Brexit deal rejection could hurt U.K. insurance market

The development arrived amidst the U.K.'s already sour financial outlook. Here's what it means for insurers.

Theresa May, U.K. prime minister, delivers a speech, after winning a confidence vote in Parliament, outside number 10 Downing Street in London, U.K., on Wednesday, Jan. 16, 2019. May narrowly survived an attempt to oust her government after a crushing defeat for her Brexit plan. (Photographer: Simon Dawson/Bloomberg)

Uncertainty mires the United Kingdom’s future trading relationship with the European Union since the House of Commons rejected Prime Minister Theresa May’s Brexit deal earlier this week.

The development arrived amid an already sour financial outlook for the U.K. as economists predict Brexit will reduce the country’s per capita income, and the average U.K. household suffers under increased inflation to the tune of about £404 (or $636) in lost annual income.

Shaky insurance outlook

Historically, Lloyd’s, the London market and other U.K.-based commercial insurers have underwritten European Economic Area (EEA) business on a cross-border basis, according to the global rating agency AM Best. If the U.K. withdraws from the EU without a deal, however, U.K.-based insurers may no longer be able to issue insurance contracts in the EEA.

In order to continue to provide insurance services to EEA customers post-Brexit, many affected companies have chosen to establish new EU subsidiaries. Others, particularly small insurers that do not have the resources to create additional companies, have formed relationships with local carriers that will be able to front business for them.

Expert forecasting

AM Best said today that it expects rated insurance groups to have subsidiaries or arrangements in place by the end of March 2019, which will ensure they are able to underwrite EEA business going forward, even in the absence of a trade deal between the U.K. and the EU. It is possible that if there is no trade deal, U.K. insurers will not be able to service existing contracts in certain EEA countries by settling and paying claims, according to AM Best. To be sure, the insurance industry as well as numerous other businesses remain hopeful that that a political solution will arrive. But affected insurers have been launching contingency plans to manage their operational and legal responsibilities throughout the EEA.
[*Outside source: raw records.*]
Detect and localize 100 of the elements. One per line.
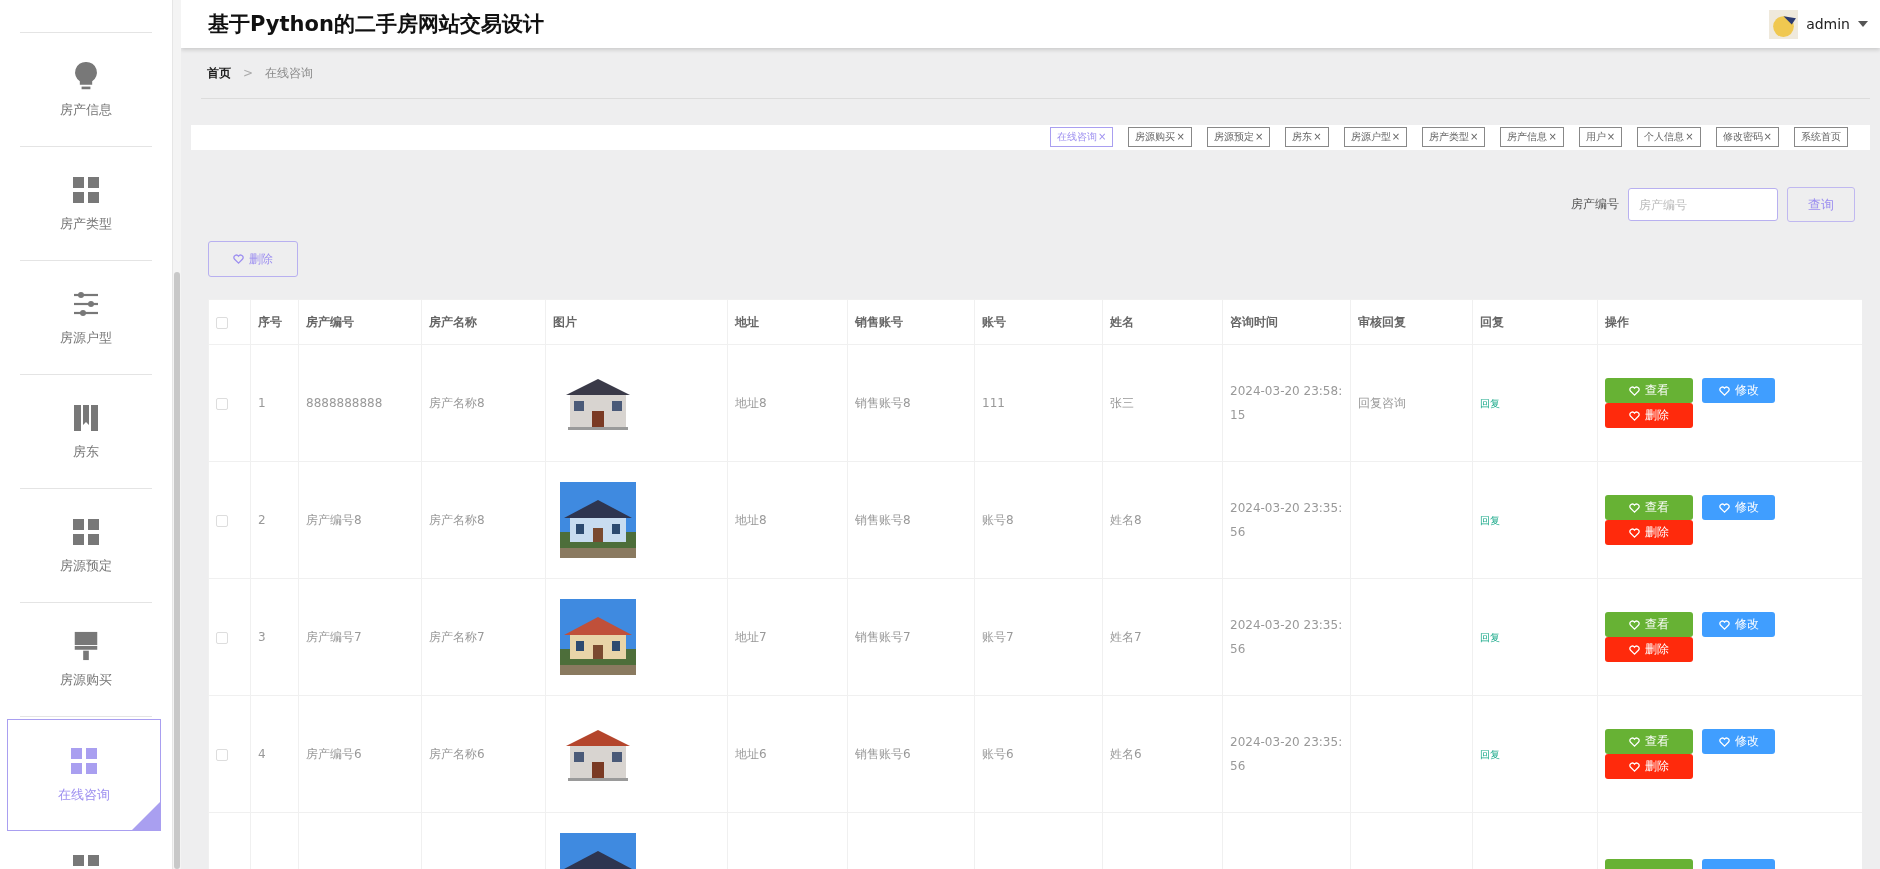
column-header: 账号 <box>982 314 1006 329</box>
delete-button[interactable]: 删除 <box>1605 637 1693 662</box>
sidebar-label: 在线咨询 <box>58 786 110 804</box>
caret-icon[interactable] <box>1858 21 1868 27</box>
view-button[interactable]: 查看 <box>1605 378 1693 403</box>
heart-icon <box>1718 385 1730 396</box>
sidebar-item[interactable]: 房源户型 <box>20 261 152 375</box>
grid-icon <box>71 174 101 205</box>
index-cell: 2 <box>258 513 266 527</box>
heart-icon <box>1629 644 1640 655</box>
breadcrumb-separator: > <box>243 66 254 80</box>
sidebar-label: 房源户型 <box>60 328 112 347</box>
search-field[interactable]: 房产编号 <box>1628 188 1778 221</box>
column-header: 房产编号 <box>306 314 354 329</box>
scrollbar[interactable] <box>172 0 181 869</box>
row-checkbox[interactable] <box>216 631 228 644</box>
edit-button[interactable]: 修改 <box>1702 729 1775 754</box>
tab[interactable]: 系统首页 <box>1794 127 1848 147</box>
account-cell: 账号6 <box>982 747 1014 761</box>
heart-icon <box>1718 619 1730 630</box>
row-checkbox[interactable] <box>216 397 228 410</box>
sidebar-item[interactable]: 房产信息 <box>20 33 152 147</box>
time-cell-text: 2024-03-20 23:35:56 <box>1230 617 1343 658</box>
address-cell: 地址7 <box>735 630 767 644</box>
column-header: 操作 <box>1605 314 1629 329</box>
heart-icon <box>1629 619 1640 630</box>
sidebar-label: 房产信息 <box>60 100 112 119</box>
tab[interactable]: 用户× <box>1578 127 1623 147</box>
edit-button[interactable]: 修改 <box>1702 495 1775 520</box>
breadcrumb-item[interactable]: 首页 <box>207 64 231 82</box>
row-checkbox[interactable] <box>216 748 228 761</box>
heart-icon <box>1629 761 1640 772</box>
grid-icon <box>69 746 99 776</box>
heart-icon <box>1629 410 1640 421</box>
tab[interactable]: 房源预定× <box>1206 127 1271 147</box>
time-cell-text: 2024-03-20 23:58:15 <box>1230 383 1343 424</box>
time-cell-text: 2024-03-20 23:35:56 <box>1230 734 1343 775</box>
edit-button[interactable]: 修改 <box>1702 612 1775 637</box>
tab[interactable]: 房东× <box>1285 127 1329 147</box>
grid-icon <box>71 516 101 547</box>
name-cell: 房产名称7 <box>429 630 485 644</box>
column-header: 序号 <box>258 314 282 329</box>
view-button[interactable]: 查看 <box>1605 495 1693 520</box>
heart-icon <box>1629 502 1640 513</box>
tab[interactable]: 在线咨询× <box>1050 127 1114 147</box>
delete-button[interactable]: 删除 <box>1605 754 1693 779</box>
sidebar-label: 房东 <box>73 442 99 461</box>
seller-cell: 销售账号8 <box>855 513 911 527</box>
sidebar-label: 房源预定 <box>60 556 112 575</box>
column-header: 姓名 <box>1110 314 1134 329</box>
select-all-checkbox[interactable] <box>216 316 228 329</box>
heart-icon <box>1629 736 1640 747</box>
reply-link[interactable]: 回复 <box>1480 514 1500 526</box>
edit-button[interactable]: 修改 <box>1702 378 1775 403</box>
user-name[interactable]: admin <box>1806 16 1850 32</box>
code-cell: 房产编号7 <box>306 630 362 644</box>
view-button[interactable]: 查看 <box>1605 729 1693 754</box>
tab[interactable]: 房产类型× <box>1422 127 1486 147</box>
delete-button[interactable]: 删除 <box>1605 520 1693 545</box>
delete-button[interactable]: 删除 <box>208 241 298 277</box>
view-button[interactable]: 查看 <box>1605 612 1693 637</box>
address-cell: 地址6 <box>735 747 767 761</box>
sidebar-label: 房产类型 <box>60 214 112 233</box>
name-cell: 房产名称8 <box>429 396 485 410</box>
sidebar-item[interactable]: 在线咨询 <box>7 719 161 831</box>
tab[interactable]: 房源购买× <box>1128 127 1192 147</box>
person-cell: 张三 <box>1110 396 1134 410</box>
heart-icon <box>1629 385 1640 396</box>
reply-link[interactable]: 回复 <box>1480 397 1500 409</box>
column-header: 房产名称 <box>429 314 477 329</box>
code-cell: 房产编号8 <box>306 513 362 527</box>
person-cell: 姓名6 <box>1110 747 1142 761</box>
seller-cell: 销售账号8 <box>855 396 911 410</box>
index-cell: 3 <box>258 630 266 644</box>
review-cell: 回复咨询 <box>1358 396 1406 410</box>
search-label: 房产编号 <box>1571 196 1619 213</box>
sidebar-label: 房源购买 <box>60 670 112 689</box>
avatar-icon[interactable] <box>1769 9 1799 39</box>
column-header: 图片 <box>553 314 577 329</box>
sidebar-item[interactable]: 房源购买 <box>20 603 152 717</box>
index-cell: 1 <box>258 396 266 410</box>
heart-icon <box>233 254 244 264</box>
tab[interactable]: 房产信息× <box>1500 127 1564 147</box>
query-button[interactable]: 查询 <box>1787 187 1855 222</box>
sidebar-item[interactable]: 房东 <box>20 375 152 489</box>
sidebar-item[interactable]: 房源预定 <box>20 489 152 603</box>
column-header: 咨询时间 <box>1230 314 1278 329</box>
reply-link[interactable]: 回复 <box>1480 631 1500 643</box>
row-checkbox[interactable] <box>216 514 228 527</box>
code-cell: 房产编号6 <box>306 747 362 761</box>
sidebar-item[interactable]: 房产类型 <box>20 147 152 261</box>
address-cell: 地址8 <box>735 513 767 527</box>
reply-link[interactable]: 回复 <box>1480 748 1500 760</box>
tab[interactable]: 修改密码× <box>1715 127 1779 147</box>
account-cell: 账号7 <box>982 630 1014 644</box>
tab[interactable]: 房源户型× <box>1343 127 1408 147</box>
tab[interactable]: 个人信息× <box>1637 127 1701 147</box>
code-cell: 8888888888 <box>306 396 383 410</box>
delete-button[interactable]: 删除 <box>1605 403 1693 428</box>
name-cell: 房产名称6 <box>429 747 485 761</box>
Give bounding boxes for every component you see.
AM Best says most insurance groups have either completed or initiated a transfer of their EEA business from their U.K. insurer to an affiliated EEA insurer under Part VII of the Financial Services and Markets Act 2000. However, the Part VII transfer process is expensive and time consuming, with transfers subject to extensive regulatory scrutiny and court approval. Consequently, a number of Part VII transfers will not be complete by the end of March 2019.